Pour l’évolution, l’abattoir de St Gaudens n’est pas en reste. Après avoir traité de gros volumes de porcs (400 par jour) jusque dans les années 90, l’établissement s’est successivement  spécialisé dans la vache laitière de réforme, avec 120 animaux/semaine, puis comme fournisseur de Leader Price (100 bêtes par semaine). C’est en 2010 que l’abattoir réalise le potentiel de la région en viande bovine de qualité et se spécialise, dans le même temps, dans les veaux gras (300 veaux par semaine). Aujourd’hui, avec 10.000 bovins finis par an, qui sont redistribués à 95% sur la boucherie régionale, St Gaudens  est devenu un abattoir de poids sur ce créneau. Mais tous les animaux ne viennent pas des environs, loin de là. C’est pourquoi, quand la Chambre d’Agriculture et les ACVA du Comminges approchent Éric Barnay pour parler promotion de l’engraissement, ce dernier n’hésite pas. « Dans une région très orientée sur le broutard, il fallait absolument communiquer sur les atouts d’une filière d’engraissement des bovins », poursuit le directeur. « Le concept du concours de bovins de boucherie présentait tous les avantages : montrer les débouchés possibles aux éleveurs, promouvoir largement le savoir-faire de ce territoire auprès des bouchers et professionnels de la distribution et, pour ma part, rapprocher les éleveurs de cet outil trop méconnu qu’est un abattoir de proximité. » Le coup d’essai de 2009 dépassera les espérances des organisateurs. L’année suivante, Éric Barnay propose à la Chambre d’Agriculture de mettre à disposition l’ancien foirail, tout récemment acquis par l’abattoir. Le début d’une belle collaboration…

Proximité = qualité

Après 7 éditions, on peut affirmer sans risque que le bœuf gras du Comminges a trouvé sa place dans la filière Viande. Le concours a obtenu la reconnaissance en étant inscrit au registre de la Fédération Nationale des Concours d’Animaux de Boucherie et sa renommée de dépasse maintenant les frontières régionales. Mais c’est à un niveau plus subtil qu’on note les changements liés à cet évènement. « Ce concours a changé profondément les relations entre les éleveurs et l’abattoir », estime Éric Barnay. « Dès le début, nous avons proposé d’abattre sur place les veaux primés, le jour même du concours, et de permettre à leurs propriétaires de voir les carcasses en bout de chaîne. C’était inédit sur un concours, mais l’initiative a plu. De plus en plus d’éleveurs viennent, chaque année, voir comment se passe l’abattage. Auparavant, le personnel et moi-même croisions à l’occasion les propriétaires des animaux qui passent chez nous. Aujourd’hui, nous nous côtoyons. Et cela change tout. »

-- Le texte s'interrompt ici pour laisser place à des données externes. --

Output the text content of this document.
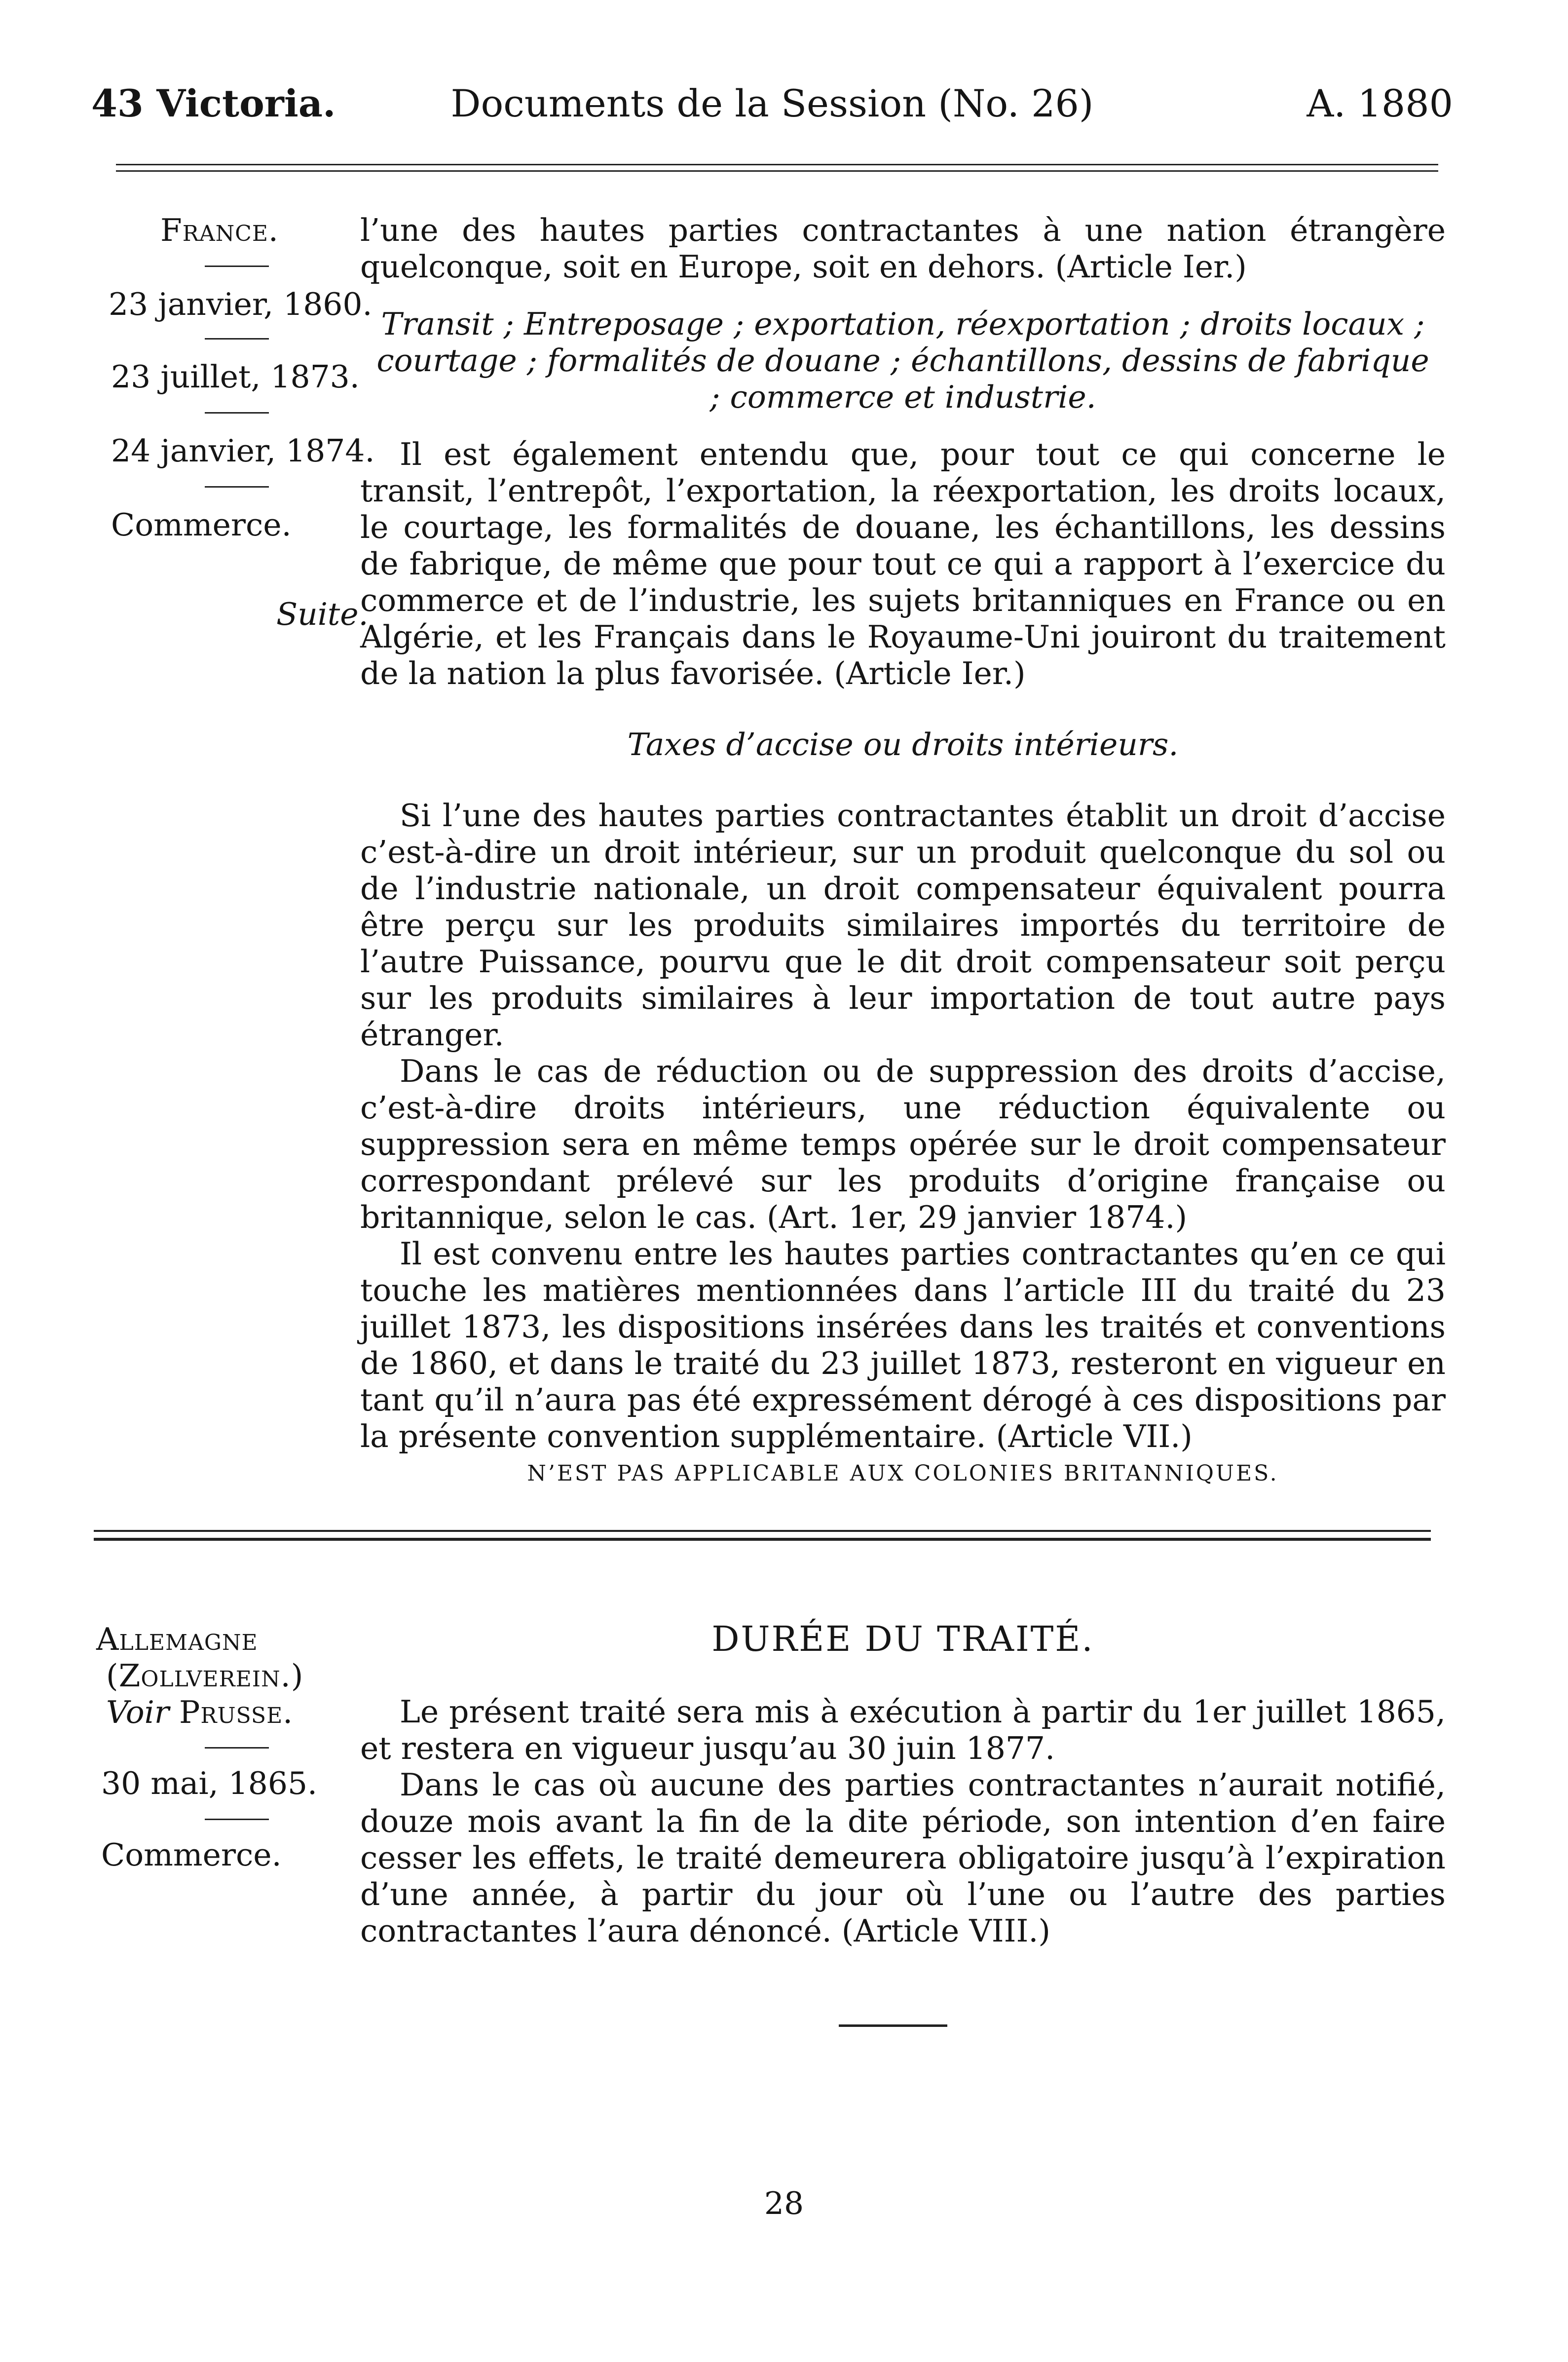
43 Victoria.	Documents de la Session (No. 26)	A. 1880
France.
23 janvier, 1860.
23 juillet, 1873.
24 janvier, 1874.
Commerce.
Suite.

l’une des hautes parties contractantes à une nation étrangère quelconque, soit en Europe, soit en dehors. (Article Ier.)

Transit ; Entreposage ; exportation, réexportation ; droits locaux ; courtage ; formalités de douane ; échantillons, dessins de fabrique ; commerce et industrie.

Il est également entendu que, pour tout ce qui concerne le transit, l’entrepôt, l’exportation, la réexportation, les droits locaux, le courtage, les formalités de douane, les échantillons, les dessins de fabrique, de même que pour tout ce qui a rapport à l’exercice du commerce et de l’industrie, les sujets britanniques en France ou en Algérie, et les Français dans le Royaume-Uni jouiront du traitement de la nation la plus favorisée. (Article Ier.)

Taxes d’accise ou droits intérieurs.

Si l’une des hautes parties contractantes établit un droit d’accise c’est-à-dire un droit intérieur, sur un produit quelconque du sol ou de l’industrie nationale, un droit compensateur équivalent pourra être perçu sur les produits similaires importés du territoire de l’autre Puissance, pourvu que le dit droit compensateur soit perçu sur les produits similaires à leur importation de tout autre pays étranger.

Dans le cas de réduction ou de suppression des droits d’accise, c’est-à-dire droits intérieurs, une réduction équivalente ou suppression sera en même temps opérée sur le droit compensateur correspondant prélevé sur les produits d’origine française ou britannique, selon le cas. (Art. 1er, 29 janvier 1874.)

Il est convenu entre les hautes parties contractantes qu’en ce qui touche les matières mentionnées dans l’article III du traité du 23 juillet 1873, les dispositions insérées dans les traités et conventions de 1860, et dans le traité du 23 juillet 1873, resteront en vigueur en tant qu’il n’aura pas été expressément dérogé à ces dispositions par la présente convention supplémentaire. (Article VII.)

N’EST PAS APPLICABLE AUX COLONIES BRITANNIQUES.
Allemagne
(Zollverein.)
Voir Prusse.
30 mai, 1865.
Commerce.
DURÉE DU TRAITÉ.

Le présent traité sera mis à exécution à partir du 1er juillet 1865, et restera en vigueur jusqu’au 30 juin 1877.

Dans le cas où aucune des parties contractantes n’aurait notifié, douze mois avant la fin de la dite période, son intention d’en faire cesser les effets, le traité demeurera obligatoire jusqu’à l’expiration d’une année, à partir du jour où l’une ou l’autre des parties contractantes l’aura dénoncé. (Article VIII.)

28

D’avoir accompagné l’émergence d’une filière d’engraissement locale et ouvert ses portes aux éleveurs a ainsi permis à l’abattoir de St Gaudens d’instaurer de nouvelles relations entre deux mondes qui s’ignoraient trop. Les visites des locaux, même hors période de concours, se multiplient et les éleveurs de bovins finis prennent désormais l’habitude de venir voir le résultat final de leur travail. « Avoir un outil à proximité permet d’éviter un trop long déplacement aux animaux, mais c’est aussi un gage de qualité », ajoute Éric Barnay. « En nous voyant travailler, les éleveurs comprennent mieux notre métier et ses contraintes. Depuis, nous avons constaté une hausse de la qualité des animaux qui arrivent chez nous. La maîtrise d’une filière passe par une sensibilisation de tous ses acteurs et l’instauration d’une confiance réciproque. De notre coté, nous nous devons d’être irréprochables dans notre façon de travailler. La qualité est donc plus que jamais notre priorité. »

Un engagement et une transparence que l’abattoir mettra particulièrement en avant ce 15 septembre 2016. Laetitia Brunet, responsable qualité, et Yves Laouat, chef de chaîne, seront à pied d’œuvre toute la journée pour coordonner les mouvements d’animaux, faire visiter les locaux et répondre aux questions des visiteurs. À l’occasion de la mise à l’honneur de la Gasconne, une vache de cette race a été abattue pour être servie au petit-déjeuner des éleveurs, ainsi qu’au repas du midi. Elle sera préparée dans la salle de découpe de l’abattoir, une heure avant dégustation. « C’est notre contribution pour garder le côté convivial de cette journée, sans rentrer dans une organisation lourde type foire agricole », conclut Éric Barnay. « Préserver une bonne entente entre tous fait aussi partie de l’idée que je me fais d’une filière performante. »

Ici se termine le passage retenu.